"أمر تقييدي" - Traduction Arabe en Turc

    • Yasaklama emri
        
    • Uzaklaştırma kararı
        
    • uzaklaştırma emri
        
    • yasaklama emrini
        
    • yasaklama kararı
        
    • uzaklaştırma emrini
        
    • yaklaşmama emri
        
    İki hafta önce bir Yasaklama emri çıkartmış. Open Subtitles رفع أمر تقييدي قبل اسبوعين. وهذا هو نفس الرجل.
    Bu yüzden her şeyden önce ona karşı Yasaklama emri aldık. Open Subtitles لهذا السبب لدينا أمر تقييدي ضدها في المقام الأول.
    Uzaklaştırma kararı. Uçuktan bile kötü. Open Subtitles أمر تقييدي , هذا أسوأ من الهربس
    Kes şunu! Uzaklaştırma kararı yok artık. Open Subtitles إنتظر , لم يعد هناك أمر تقييدي
    Sanırım karınızın size karşı çıkarttığı uzaklaştırma emri bu planınızı biraz sekteye uğratıyor. Open Subtitles أتصور أن أمر تقييدي قدمت زوجتك ضدك يعيق التي تخطط إلى حد ما.
    - Sevdiği kadın için yasaklama emrini aşıp geçiyor. Open Subtitles -مستعد للمشي من خلال أمر تقييدي لأجل المرأة التي يُحبّ
    Aile mahkemesinin kararına göre yasaklama kararı verilmiş. Open Subtitles نص دعوى محكمة الأسرة يشير إلى أمر تقييدي
    Bu yüzden, yargıcın ona karşı uzaklaştırma emrini daha uzun yapması için bir tavsiye ekledim.

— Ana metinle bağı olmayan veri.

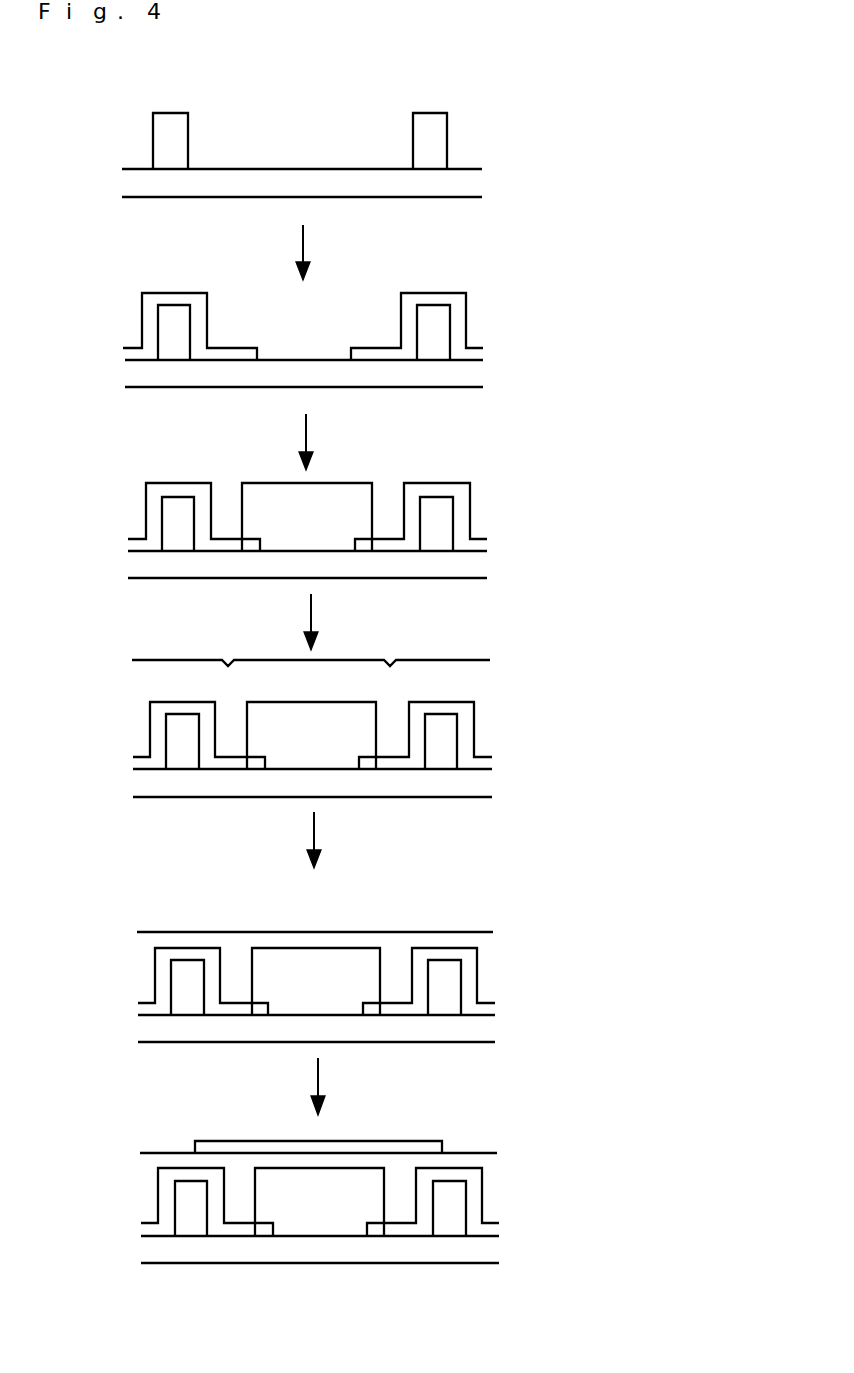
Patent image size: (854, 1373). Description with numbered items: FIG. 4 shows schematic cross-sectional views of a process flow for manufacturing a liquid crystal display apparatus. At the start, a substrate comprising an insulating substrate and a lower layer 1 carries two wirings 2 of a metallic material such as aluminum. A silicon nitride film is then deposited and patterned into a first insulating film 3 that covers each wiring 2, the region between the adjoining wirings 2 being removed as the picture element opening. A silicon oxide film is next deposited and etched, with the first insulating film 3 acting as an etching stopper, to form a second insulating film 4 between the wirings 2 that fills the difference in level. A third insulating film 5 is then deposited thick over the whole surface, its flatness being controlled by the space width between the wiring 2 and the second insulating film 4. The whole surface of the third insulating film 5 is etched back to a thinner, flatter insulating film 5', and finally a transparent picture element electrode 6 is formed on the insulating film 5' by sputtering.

The lower layer 1 is at (300, 186).
The wiring 2 is at (434, 141).
The first insulating film 3 is at (224, 352).
The second insulating film 4 is at (297, 493).
The third insulating film 5 is at (311, 648).
The etched-back third insulating film 5' is at (315, 917).
The picture element electrode 6 is at (275, 1145).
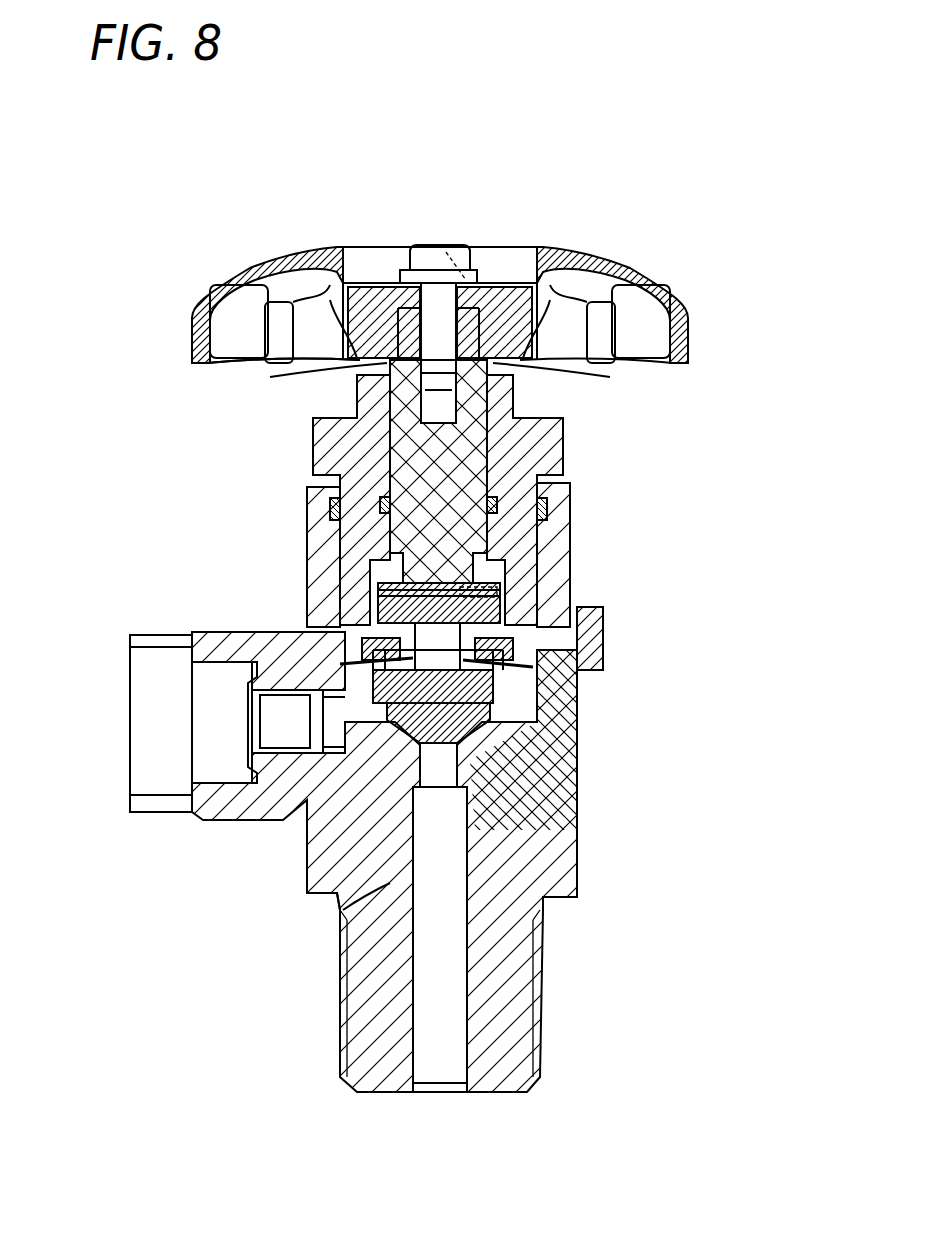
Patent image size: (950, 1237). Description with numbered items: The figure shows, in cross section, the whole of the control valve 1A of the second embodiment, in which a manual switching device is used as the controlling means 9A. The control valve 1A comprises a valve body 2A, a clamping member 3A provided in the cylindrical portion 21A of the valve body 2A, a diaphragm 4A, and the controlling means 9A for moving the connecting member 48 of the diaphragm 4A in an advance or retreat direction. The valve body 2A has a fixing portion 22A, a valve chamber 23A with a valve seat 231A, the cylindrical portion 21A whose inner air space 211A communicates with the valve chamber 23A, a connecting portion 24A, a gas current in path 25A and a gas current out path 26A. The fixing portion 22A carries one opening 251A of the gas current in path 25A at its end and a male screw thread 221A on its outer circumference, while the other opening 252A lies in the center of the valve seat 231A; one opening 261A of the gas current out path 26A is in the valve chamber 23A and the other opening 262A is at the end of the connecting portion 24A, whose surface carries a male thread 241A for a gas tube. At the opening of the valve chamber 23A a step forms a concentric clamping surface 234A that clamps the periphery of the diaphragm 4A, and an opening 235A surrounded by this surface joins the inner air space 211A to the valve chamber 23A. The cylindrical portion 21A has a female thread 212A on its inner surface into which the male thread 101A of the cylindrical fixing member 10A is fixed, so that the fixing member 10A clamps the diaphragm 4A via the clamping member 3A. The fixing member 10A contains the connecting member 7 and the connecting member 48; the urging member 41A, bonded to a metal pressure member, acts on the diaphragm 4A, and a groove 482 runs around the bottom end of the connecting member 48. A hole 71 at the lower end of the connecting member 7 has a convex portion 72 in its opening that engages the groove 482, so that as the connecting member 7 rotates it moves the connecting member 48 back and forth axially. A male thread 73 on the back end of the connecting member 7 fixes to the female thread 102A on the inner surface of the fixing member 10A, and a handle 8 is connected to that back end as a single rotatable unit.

The control valve 1A is at (728, 265).
The valve body 2A is at (590, 888).
The clamping member 3A is at (538, 660).
The diaphragm 4A is at (508, 728).
The connecting member 7 is at (472, 447).
The handle 8 is at (622, 272).
The controlling means 9A is at (155, 345).
The fixing member 10A is at (565, 450).
The cylindrical portion 21A is at (568, 545).
The fixing portion 22A is at (538, 1058).
The valve chamber 23A is at (500, 737).
The connecting portion 24A is at (205, 812).
The gas current in path 25A is at (433, 1063).
The gas current out path 26A is at (210, 724).
The urging member 41A is at (345, 925).
The connecting member 48 is at (385, 590).
The hole 71 is at (405, 520).
The convex portion 72 is at (425, 530).
The male thread 73 is at (495, 378).
The male thread 101A is at (480, 572).
The female thread 102A is at (345, 368).
The inner air space 211A is at (355, 543).
The female thread 212A is at (525, 555).
The male screw thread 221A is at (345, 1049).
The valve seat 231A is at (480, 762).
The clamping surface 234A is at (505, 700).
The opening 235A is at (345, 668).
The male thread 241A is at (230, 823).
The opening 251A is at (452, 1089).
The opening 252A is at (447, 757).
The opening 261A is at (307, 820).
The opening 262A is at (203, 700).
The groove 482 is at (535, 565).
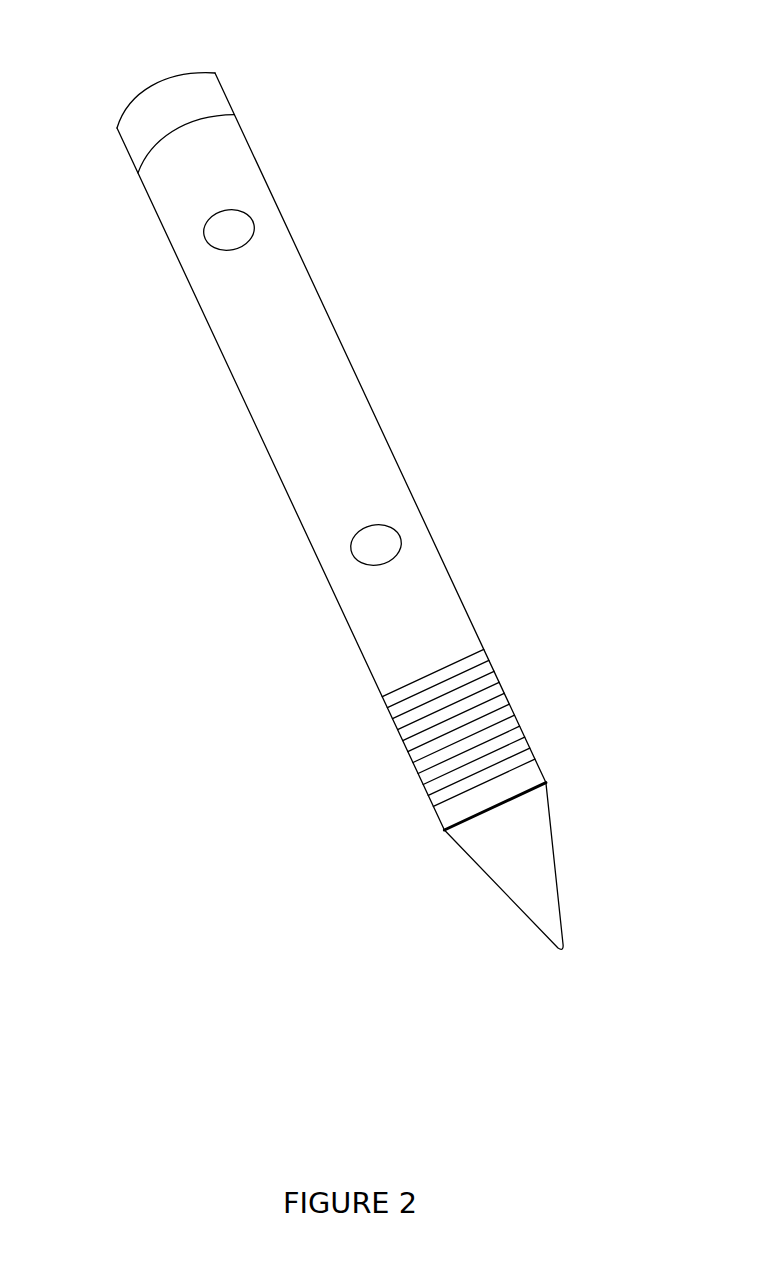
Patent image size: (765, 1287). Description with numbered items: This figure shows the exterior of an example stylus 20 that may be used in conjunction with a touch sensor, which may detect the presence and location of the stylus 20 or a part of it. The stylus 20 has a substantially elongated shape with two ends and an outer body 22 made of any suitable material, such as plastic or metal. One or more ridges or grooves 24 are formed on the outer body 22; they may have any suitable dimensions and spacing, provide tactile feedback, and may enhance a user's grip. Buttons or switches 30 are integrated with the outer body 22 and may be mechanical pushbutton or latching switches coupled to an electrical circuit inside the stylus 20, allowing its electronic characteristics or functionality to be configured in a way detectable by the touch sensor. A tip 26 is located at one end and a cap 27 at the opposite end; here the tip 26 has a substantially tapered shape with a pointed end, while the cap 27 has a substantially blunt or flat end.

The stylus 20 is at (507, 322).
The outer body 22 is at (400, 468).
The ridges or grooves 24 is at (485, 698).
The tip 26 is at (556, 860).
The cap 27 is at (224, 90).
The buttons or switches 30 is at (203, 235).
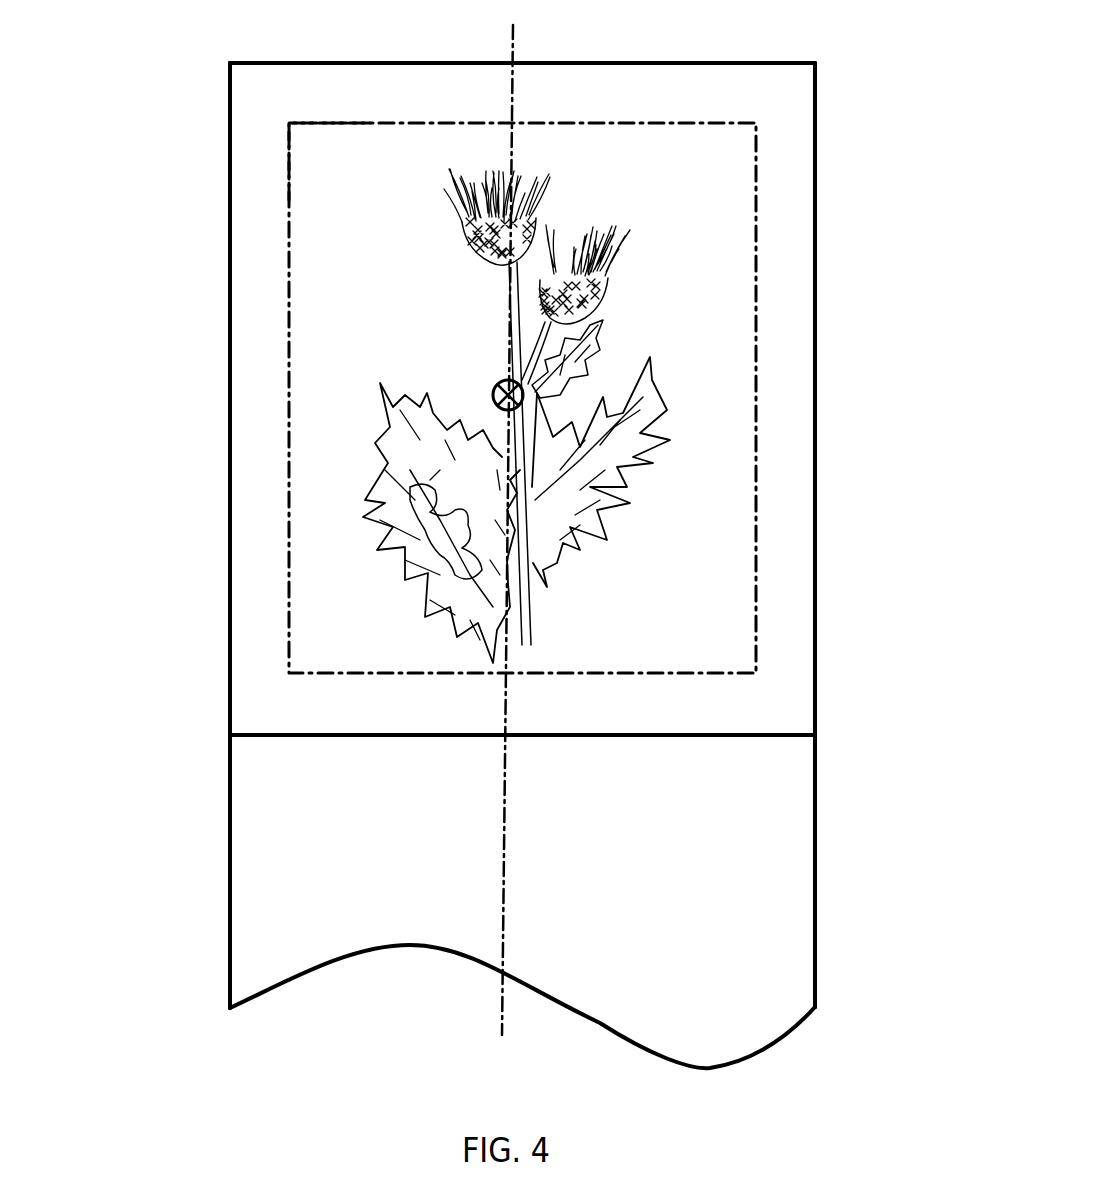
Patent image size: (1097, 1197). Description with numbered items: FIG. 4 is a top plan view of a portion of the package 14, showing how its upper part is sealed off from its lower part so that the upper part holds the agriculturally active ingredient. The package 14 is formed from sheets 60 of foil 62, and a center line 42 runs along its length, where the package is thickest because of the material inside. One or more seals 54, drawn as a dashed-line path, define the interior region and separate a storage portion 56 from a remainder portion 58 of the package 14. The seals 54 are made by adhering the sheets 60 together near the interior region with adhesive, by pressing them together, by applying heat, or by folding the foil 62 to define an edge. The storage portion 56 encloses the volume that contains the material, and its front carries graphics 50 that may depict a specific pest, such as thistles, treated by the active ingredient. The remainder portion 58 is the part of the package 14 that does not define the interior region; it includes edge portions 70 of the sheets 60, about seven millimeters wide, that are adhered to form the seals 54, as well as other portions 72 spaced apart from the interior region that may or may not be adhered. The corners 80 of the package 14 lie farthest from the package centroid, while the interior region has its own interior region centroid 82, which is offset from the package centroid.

The package 14 is at (176, 389).
The center line 42 is at (503, 890).
The graphics 50 is at (350, 337).
The seals 54 is at (592, 122).
The storage portion 56 is at (328, 160).
The remainder portion 58 is at (260, 710).
The sheets 60 is at (258, 397).
The foil 62 is at (241, 524).
The edge portions 70 is at (795, 328).
The other portions 72 is at (737, 992).
The corners 80 is at (196, 56).
The interior region centroid 82 is at (472, 382).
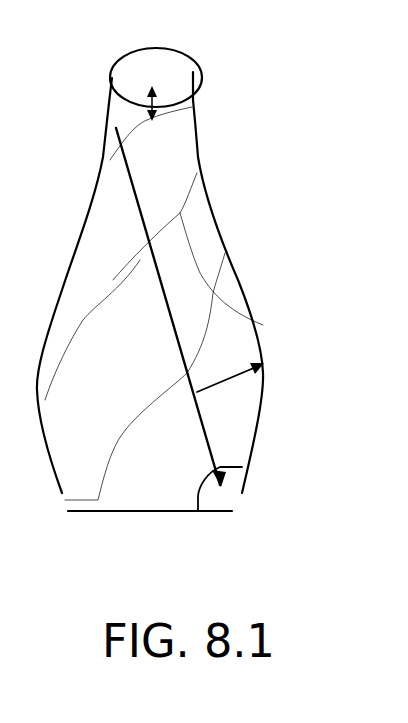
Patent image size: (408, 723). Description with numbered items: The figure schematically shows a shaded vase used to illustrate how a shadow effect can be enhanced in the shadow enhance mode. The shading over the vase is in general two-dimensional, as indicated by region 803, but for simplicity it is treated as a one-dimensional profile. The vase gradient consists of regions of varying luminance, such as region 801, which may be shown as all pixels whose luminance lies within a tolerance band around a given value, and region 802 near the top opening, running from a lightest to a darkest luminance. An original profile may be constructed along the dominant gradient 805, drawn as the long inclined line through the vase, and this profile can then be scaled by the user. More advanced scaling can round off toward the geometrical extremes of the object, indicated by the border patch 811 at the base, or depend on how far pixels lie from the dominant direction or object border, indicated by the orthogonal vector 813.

The region 801 is at (97, 246).
The region 802 is at (136, 70).
The region 803 is at (210, 228).
The dominant gradient 805 is at (163, 300).
The border patch 811 is at (223, 502).
The orthogonal vector 813 is at (218, 383).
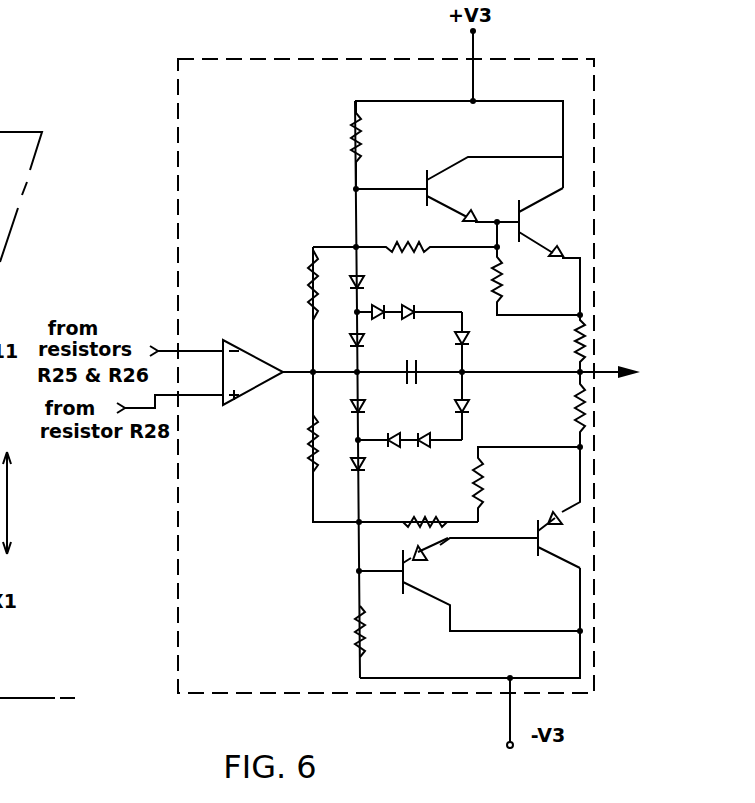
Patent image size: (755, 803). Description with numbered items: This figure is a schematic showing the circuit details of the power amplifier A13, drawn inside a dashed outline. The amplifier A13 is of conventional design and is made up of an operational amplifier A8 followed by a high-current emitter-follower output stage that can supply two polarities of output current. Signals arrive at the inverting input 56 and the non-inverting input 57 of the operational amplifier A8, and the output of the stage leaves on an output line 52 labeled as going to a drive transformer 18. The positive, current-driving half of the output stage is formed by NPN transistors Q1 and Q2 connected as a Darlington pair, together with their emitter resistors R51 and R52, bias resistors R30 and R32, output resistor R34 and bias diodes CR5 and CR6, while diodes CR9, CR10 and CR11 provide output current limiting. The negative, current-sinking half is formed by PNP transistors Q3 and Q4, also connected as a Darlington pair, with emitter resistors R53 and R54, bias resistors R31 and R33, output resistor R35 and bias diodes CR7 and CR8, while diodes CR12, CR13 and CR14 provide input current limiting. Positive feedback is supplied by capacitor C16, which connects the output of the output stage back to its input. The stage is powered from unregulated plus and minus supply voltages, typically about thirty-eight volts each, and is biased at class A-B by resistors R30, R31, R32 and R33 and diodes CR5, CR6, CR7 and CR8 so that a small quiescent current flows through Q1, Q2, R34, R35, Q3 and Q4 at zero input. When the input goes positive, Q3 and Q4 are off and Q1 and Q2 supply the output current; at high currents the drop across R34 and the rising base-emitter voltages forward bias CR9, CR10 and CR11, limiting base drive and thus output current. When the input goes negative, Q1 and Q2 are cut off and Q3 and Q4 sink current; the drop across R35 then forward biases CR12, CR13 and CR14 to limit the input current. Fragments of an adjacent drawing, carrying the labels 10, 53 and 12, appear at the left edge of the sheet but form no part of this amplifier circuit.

The power amplifier A13 is at (528, 58).
The operational amplifier A8 is at (244, 345).
The inverting input 56 is at (162, 350).
The non-inverting input 57 is at (200, 396).
The bias resistor R32 is at (361, 135).
The NPN transistor Q1 is at (425, 185).
The NPN transistor Q2 is at (518, 222).
The emitter resistor R51 is at (398, 252).
The emitter resistor R52 is at (501, 294).
The bias diode CR5 is at (354, 282).
The bias diode CR6 is at (355, 332).
The bias diode CR7 is at (355, 408).
The bias diode CR8 is at (355, 466).
The output current limiting diode CR9 is at (416, 306).
The output current limiting diode CR10 is at (378, 310).
The output current limiting diode CR11 is at (468, 340).
The input current limiting diode CR12 is at (470, 408).
The input current limiting diode CR13 is at (430, 443).
The input current limiting diode CR14 is at (394, 434).
The capacitor C16 is at (414, 366).
The bias resistor R30 is at (311, 268).
The bias resistor R31 is at (310, 448).
The bias resistor R33 is at (357, 630).
The output resistor R34 is at (584, 330).
The output resistor R35 is at (586, 418).
The emitter resistor R53 is at (484, 481).
The emitter resistor R54 is at (444, 520).
The PNP transistor Q3 is at (560, 520).
The PNP transistor Q4 is at (420, 565).
The output line 52 is at (600, 370).
The drive transformer 18 is at (702, 374).
The housing 10 is at (20, 256).
The dimension 53 is at (7, 505).
The base 12 is at (0, 690).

Open Subtitles لذا أنا اقترح أنّ القاضي سيصدر أمر تقييدي ضدّها
    Lisedeki kız arkadaşın, mahkemeden yaklaşmama emri çıkarttırmış. Open Subtitles حبيبة لك فى الكلية حصلت على أمر تقييدي ضدك
    Bu yüzden Yasaklama emri alamadı ve bu yüzden kaçıyor. Open Subtitles 57,398 وهذا هو السبب انها لا تستطيع الحصول على أمر تقييدي وهذا السبب في هروبها
    Yasaklama emri çıkarmaya karar verdiğin için geri çekilmeyeceğim. Bu hiç-- Open Subtitles ــ بسبب أنّك قرّرتِ أن تحرّري أمر تقييدي ــ هذا , هذا ليس
    Onu benden uzak tutun ya da Yasaklama emri çıkarttıracağım. Open Subtitles أبقها بعيدة عني وإلا فسأحصل على أمر تقييدي
    Ona bir Yasaklama emri çak. Open Subtitles فلتحصلي على أمر تقييدي لإبقاءه بعيداً عنكِ
    Az önce Christine Harper'ın yakın zamanda eski kocası Brian Mitchell'a karşı Uzaklaştırma kararı çıkarttığı bilgisini aldık. Open Subtitles لقد علمنا للتو أن (كرستين هاربر) قدمت أمر تقييدي مؤقت ضد طليقها (براين ميتشيل)؟
    Sam, bana Uzaklaştırma kararı çıkartmakta haklısın, çünkü seni tekrar gördüğümden beri, seni düşünmeden duramıyorum. Open Subtitles يا (سام) , كنت محق بأخذك أمر تقييدي ضدي لأني منذُ أن رأيتك مجدداً لا يمكنني التوقف عن التفكير بك
    Herif uzaklaştırma emri olan bir sapıktı ve bir de kadın öldü. Open Subtitles وكان مطارد مع أمر تقييدي ، وتوفيت المرأة.
    Aradı, eve geldi. uzaklaştırma emri çıkarmak zorunda kaldık! Open Subtitles إتّصل بها، وجاء إلى الشقة كان علينا الحصول على أمر تقييدي
    Brandon'a çıkarttığımız yasaklama emrini Fost ve Found'un web sitesine göndermiş. Open Subtitles لقد أبلغت عن أمر تقييدي (بأننا حذفنا (براندون (من موقع (فوست آند فاوند
    Keith'in ona karşı çıkarttığı uzaklaştırma emrini çiğnediği için tutuklanmış. Open Subtitles لقد اُعتقلت من قبل بسبب انتهاكها أمر تقييدي أقامه (كيث) ضدها.